IS: It was good, it was good. We had pretty high morale. Although, I was still in cryptography. The troops really revolted in Manila. I thought McArthur was the greatest military genius the world ever saw. But the GI’s hated his guts. Right after we got there, out of no place was this huge Cadillac that was his. I couldn’t understand where the hell did this come from. The GI’s would go past it and kick it and spit on it. I found out later, in fact I didn’t find this out until two years ago, that he appropriated it from the madam who ran the whorehouse.
MK: What about races, in your company or unit, was there blacks as well as whites?
IS: No, at that time blacks were segregated. There were all black units. In fact, the most frightened man I think I saw in the war was getting on a boat in Frisco. He was a white captain and had an all black unit.
MK: Why?
IS: A lot of guys got shot in the back. They didn’t treat those black soldiers too well back in the states when they were training them. That kind of stuff went on. There’s no question about it. I don’t think I saw a black man out there. If I did, those things don’t bother me.
MK: Do you think that helped at all?

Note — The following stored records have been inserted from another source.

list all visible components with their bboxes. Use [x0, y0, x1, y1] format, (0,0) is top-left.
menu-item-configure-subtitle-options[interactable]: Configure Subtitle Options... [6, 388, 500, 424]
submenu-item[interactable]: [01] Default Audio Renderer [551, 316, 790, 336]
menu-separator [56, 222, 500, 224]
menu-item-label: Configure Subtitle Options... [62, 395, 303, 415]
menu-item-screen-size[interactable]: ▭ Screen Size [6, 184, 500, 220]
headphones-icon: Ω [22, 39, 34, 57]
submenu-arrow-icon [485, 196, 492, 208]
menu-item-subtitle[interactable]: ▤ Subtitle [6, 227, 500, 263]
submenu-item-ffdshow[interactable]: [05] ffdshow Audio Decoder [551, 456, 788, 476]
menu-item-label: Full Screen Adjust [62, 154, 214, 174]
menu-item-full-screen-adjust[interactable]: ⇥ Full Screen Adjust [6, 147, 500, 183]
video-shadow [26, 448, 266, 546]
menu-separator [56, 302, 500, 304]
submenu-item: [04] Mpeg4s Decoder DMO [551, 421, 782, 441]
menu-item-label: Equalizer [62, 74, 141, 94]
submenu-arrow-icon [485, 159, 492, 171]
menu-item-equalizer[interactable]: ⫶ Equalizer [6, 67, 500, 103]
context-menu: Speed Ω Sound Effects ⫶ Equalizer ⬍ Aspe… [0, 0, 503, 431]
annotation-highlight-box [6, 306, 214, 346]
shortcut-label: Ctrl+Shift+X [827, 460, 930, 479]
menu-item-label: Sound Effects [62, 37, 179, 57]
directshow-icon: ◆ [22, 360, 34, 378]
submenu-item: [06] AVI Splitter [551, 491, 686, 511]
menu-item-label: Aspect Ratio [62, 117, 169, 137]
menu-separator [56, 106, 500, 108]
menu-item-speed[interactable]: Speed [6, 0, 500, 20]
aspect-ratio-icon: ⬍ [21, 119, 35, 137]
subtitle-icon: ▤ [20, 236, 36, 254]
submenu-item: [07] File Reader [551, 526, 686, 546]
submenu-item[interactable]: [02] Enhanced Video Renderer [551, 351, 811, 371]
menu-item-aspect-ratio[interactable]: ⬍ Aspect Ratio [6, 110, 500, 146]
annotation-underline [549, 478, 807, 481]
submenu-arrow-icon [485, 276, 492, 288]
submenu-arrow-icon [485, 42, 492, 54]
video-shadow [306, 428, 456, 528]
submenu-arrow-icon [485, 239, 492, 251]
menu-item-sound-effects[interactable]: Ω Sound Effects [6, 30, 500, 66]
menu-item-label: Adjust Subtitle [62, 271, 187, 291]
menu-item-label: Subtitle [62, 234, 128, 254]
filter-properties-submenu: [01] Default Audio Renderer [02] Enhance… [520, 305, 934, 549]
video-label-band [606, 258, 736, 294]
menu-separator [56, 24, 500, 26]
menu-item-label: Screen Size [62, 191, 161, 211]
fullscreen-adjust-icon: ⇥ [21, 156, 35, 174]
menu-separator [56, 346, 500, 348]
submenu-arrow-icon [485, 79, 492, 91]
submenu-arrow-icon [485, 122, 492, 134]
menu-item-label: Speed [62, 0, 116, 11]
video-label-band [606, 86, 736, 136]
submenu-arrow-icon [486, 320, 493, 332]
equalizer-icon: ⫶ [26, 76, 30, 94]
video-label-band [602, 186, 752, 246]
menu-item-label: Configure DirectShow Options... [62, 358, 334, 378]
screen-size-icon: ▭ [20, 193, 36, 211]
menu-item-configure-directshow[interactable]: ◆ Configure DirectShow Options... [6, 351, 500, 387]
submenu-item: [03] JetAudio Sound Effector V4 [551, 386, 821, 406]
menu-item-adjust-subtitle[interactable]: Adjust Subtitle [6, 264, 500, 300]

Race relations, after the war?
IS: Yeah, I think it did for the black people and it did for the women.
MK: How did you feel when you were liberating the GI’s?
IS: Oh, we felt good. You know it’s a wonderful feeling. (Emotional sigh) You give a guy back his life.
MK: How did you feel during that time when you were preparing for the invasion of Japan?
IS: That was my job, and I was just going to do my job and that’s it.
MK: You weren’t any more fearful?
IS: No, I never had any fear at any time. Even when I was in places where there were bombs dropping, I wasn’t fearful.
MK: Did that give you any type of status at all, being a veteran?
IS: No. I didn’t look for it and I didn’t get it.